In late October, one of my oldest and dearest friends, Mike Schepp, and I gathered at one of this town’s best breakfast places, LuLu’s, so I could treat him to a birthday breakfast, albeit one about a month past due from his Sept. 20 birth anniversary. Our times together began when we were 7 in the second grade under the watchful eye of Sister Joseph Andre some 59 years ago.
Once we worked our way through the large plates of victuals and solved a good portion of the world’s problems (although never coming anywhere close to solving why the Browns lose more often than President Trump tweets), we then headed for the parking lot.
I told Mike I had a small gift for him in my car and told him it was actually a tool. Mike, being as disinclined as yours truly when it comes to all things mechanical, said to me, “Can I re-gift it?” to which I replied, “Of course, as long as you don’t give it back to me!”
I thought about that recently just after the biggest gift-giving holiday of the year and have a few thoughts on what really is gift-giving’s dirty little secret.
Let me start by saying that, at my age, after traveling down more of life’s roads than the ones I’ll travel moving forward, gift-giving is not my favorite pastime. Like many of you, I’ve collected enough stuff over the years to last a couple of lifetimes, and if I need more stuff, I have the means to buy it myself.
Surely, when it comes to receiving gifts, it’s sort of a children’s world. Since they’re totally dependent on others for pretty much everything, of course, they’re going to be thrilled anytime a gift comes their way.
Now, when it comes to what is re-gifted, the book is, I’m guessing, the most common item that people pass on down the line, provided you don’t, say, drop it in the bath tub while reading it, as “Cheers” Sam Malone once did in an episode from Season 6 of one of my favorite TV series of all time. Those of you who never missed an episode will recall it was Diane Chambers’ rare first-edition autographed copy of Hemingway’s “The Sun Also Rises.” At any rate, barring any such Mayday Malone-induced damage, a book read carefully doesn’t really change in appearance should one choose to use it as a re-gift. A word of advice, though, is where you’re reading it, use a bookmark rather than dog-earing the pages.

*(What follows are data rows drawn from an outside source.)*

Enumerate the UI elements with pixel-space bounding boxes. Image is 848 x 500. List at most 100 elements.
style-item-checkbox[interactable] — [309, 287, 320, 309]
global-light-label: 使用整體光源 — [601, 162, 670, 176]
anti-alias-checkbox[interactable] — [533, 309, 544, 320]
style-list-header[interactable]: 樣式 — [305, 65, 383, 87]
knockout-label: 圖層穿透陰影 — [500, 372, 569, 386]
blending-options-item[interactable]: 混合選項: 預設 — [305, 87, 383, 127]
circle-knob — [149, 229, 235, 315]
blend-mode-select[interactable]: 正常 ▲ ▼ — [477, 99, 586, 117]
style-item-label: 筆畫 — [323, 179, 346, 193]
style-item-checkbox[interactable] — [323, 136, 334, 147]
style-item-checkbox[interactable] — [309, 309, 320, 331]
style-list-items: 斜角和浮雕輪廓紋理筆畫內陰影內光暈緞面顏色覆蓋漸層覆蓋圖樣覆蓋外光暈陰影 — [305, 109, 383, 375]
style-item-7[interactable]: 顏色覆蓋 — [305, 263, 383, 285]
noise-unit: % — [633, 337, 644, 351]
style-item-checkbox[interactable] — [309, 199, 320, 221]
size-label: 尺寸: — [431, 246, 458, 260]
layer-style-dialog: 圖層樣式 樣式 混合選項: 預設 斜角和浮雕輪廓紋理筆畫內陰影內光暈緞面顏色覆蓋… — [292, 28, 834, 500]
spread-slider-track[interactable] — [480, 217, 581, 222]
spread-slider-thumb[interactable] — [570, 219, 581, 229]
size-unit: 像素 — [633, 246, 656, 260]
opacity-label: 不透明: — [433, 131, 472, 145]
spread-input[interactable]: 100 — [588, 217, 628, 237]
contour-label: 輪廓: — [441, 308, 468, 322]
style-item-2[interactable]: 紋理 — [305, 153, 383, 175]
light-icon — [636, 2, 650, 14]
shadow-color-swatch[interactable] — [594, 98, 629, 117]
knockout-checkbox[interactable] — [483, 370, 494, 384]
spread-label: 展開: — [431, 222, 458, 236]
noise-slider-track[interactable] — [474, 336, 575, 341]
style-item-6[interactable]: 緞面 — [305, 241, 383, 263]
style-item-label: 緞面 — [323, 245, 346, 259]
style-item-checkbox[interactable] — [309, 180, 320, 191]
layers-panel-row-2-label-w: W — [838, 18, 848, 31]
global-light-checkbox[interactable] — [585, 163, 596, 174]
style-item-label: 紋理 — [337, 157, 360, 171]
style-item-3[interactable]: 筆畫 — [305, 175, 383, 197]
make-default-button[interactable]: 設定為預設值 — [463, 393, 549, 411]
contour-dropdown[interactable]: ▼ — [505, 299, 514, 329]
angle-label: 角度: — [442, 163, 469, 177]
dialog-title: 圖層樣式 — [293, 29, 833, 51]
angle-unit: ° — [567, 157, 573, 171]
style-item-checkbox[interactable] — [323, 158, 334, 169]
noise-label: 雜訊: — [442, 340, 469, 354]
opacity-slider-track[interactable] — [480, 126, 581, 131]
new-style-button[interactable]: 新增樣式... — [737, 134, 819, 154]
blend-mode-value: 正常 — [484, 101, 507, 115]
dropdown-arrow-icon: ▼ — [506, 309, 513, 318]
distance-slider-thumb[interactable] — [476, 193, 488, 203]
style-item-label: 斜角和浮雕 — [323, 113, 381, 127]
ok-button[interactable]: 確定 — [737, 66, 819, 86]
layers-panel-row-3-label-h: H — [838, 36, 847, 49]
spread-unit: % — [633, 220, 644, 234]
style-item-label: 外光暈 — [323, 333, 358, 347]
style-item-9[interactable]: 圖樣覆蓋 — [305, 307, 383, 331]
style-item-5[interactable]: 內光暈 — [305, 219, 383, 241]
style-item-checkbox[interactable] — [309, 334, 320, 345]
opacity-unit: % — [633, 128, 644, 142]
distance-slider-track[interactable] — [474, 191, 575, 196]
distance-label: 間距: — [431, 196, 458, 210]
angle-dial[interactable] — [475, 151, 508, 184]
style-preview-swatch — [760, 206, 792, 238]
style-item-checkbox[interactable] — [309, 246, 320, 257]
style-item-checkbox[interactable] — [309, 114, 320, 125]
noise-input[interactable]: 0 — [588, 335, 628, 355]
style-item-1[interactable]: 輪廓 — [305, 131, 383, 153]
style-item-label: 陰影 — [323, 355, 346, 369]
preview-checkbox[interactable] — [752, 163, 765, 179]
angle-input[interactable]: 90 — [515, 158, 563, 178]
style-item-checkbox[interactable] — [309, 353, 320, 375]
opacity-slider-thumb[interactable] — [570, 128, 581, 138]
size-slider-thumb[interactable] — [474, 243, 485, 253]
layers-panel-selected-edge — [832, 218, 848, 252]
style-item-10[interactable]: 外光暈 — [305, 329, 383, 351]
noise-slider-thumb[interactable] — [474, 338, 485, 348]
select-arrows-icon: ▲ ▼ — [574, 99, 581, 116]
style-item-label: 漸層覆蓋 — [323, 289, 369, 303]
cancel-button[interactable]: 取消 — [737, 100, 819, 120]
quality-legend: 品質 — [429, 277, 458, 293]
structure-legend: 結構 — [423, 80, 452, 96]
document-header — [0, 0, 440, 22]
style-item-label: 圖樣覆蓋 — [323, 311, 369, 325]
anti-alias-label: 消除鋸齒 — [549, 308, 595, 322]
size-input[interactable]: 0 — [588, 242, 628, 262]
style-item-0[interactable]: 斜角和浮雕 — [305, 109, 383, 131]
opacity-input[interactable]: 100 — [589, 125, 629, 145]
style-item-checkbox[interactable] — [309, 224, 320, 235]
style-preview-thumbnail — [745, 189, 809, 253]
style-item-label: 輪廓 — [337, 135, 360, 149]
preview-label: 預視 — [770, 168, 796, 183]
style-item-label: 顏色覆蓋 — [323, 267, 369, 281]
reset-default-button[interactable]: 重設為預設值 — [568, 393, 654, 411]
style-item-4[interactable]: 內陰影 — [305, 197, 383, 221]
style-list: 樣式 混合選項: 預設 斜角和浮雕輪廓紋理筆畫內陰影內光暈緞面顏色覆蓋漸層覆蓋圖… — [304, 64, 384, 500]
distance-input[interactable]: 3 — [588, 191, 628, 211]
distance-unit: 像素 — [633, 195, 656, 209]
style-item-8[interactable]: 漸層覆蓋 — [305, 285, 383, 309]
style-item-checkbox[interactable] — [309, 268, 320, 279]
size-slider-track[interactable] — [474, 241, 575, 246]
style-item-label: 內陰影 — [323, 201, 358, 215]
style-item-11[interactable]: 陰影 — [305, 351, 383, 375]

A quick spin around the Google machine brought me to a number of writings on re-gifting, especially on the etiquette involved in such a re-gesture. Most feel there’s nothing wrong with the practice. For instance, author Jacqueline Curtis sees the re-gift as perfectly acceptable as long as you remember to follow eight simple rules. Although I’m not sure there’s any significance to the order in which Curtis presents them, she listed them as follows:
1. Never re-gift anything meaningful or homemade.
2. Re-gift outside your circle of friends.
3. Only re-gift brand-new items.
4. Re-gift thoughtfully.
5. Check for signs of a re-gift.
6. Don’t wait for a special occasion.
7. When in doubt, re-gift to charity.
8. Never re-gift food.
Now, there’s some subjectivity involved in some of the above rules. In the first, how meaningful a gift is you’ve received is, of course, subject to interpretation. And, in the fourth rule, how thoughtful your re-gift is, will largely be determined by the person to whom you are re-gifting.
As for Curtis’ other rules, they seem pretty prudent to me and not subject to much interpretation, although I’ve a little problem with No. 8. Now, I wouldn’t advise passing along your doggie bag from a restaurant, I don’t see much wrong with passing on a box of chocolate provided you received it recently.
Of course, the second rule is essential to avoid the potential embarrassment of giving something to someone that will encounter the person who gave it to you. And, Curtis’ fifth rule must be followed carefully! Imagine, for instance, re-gifting, say, a book without noticing the person who gave it to you had written an inscription to you inside the cover!
For me, the easiest and safest re-gifts are gift cards. However, do keep in mind that a card may lose value after a year has passed since its purchase, and some may even have an expiration date. So, it’s pretty wise to call that number on the back of the card and check value before kicking that can down the road!
So there you have it, folks. The proverbial cat has been loosed from the bag when it comes to re-gifting. Oh, and Mike, just a word about that little tool I gave you for your car’s glove box last October. If you did re-gift it by slipping it into someone’s Christmas stocking a week or so ago, when our historical records are all written, let it be recorded you weren’t just a re-gifter. You were a re-re-gifter!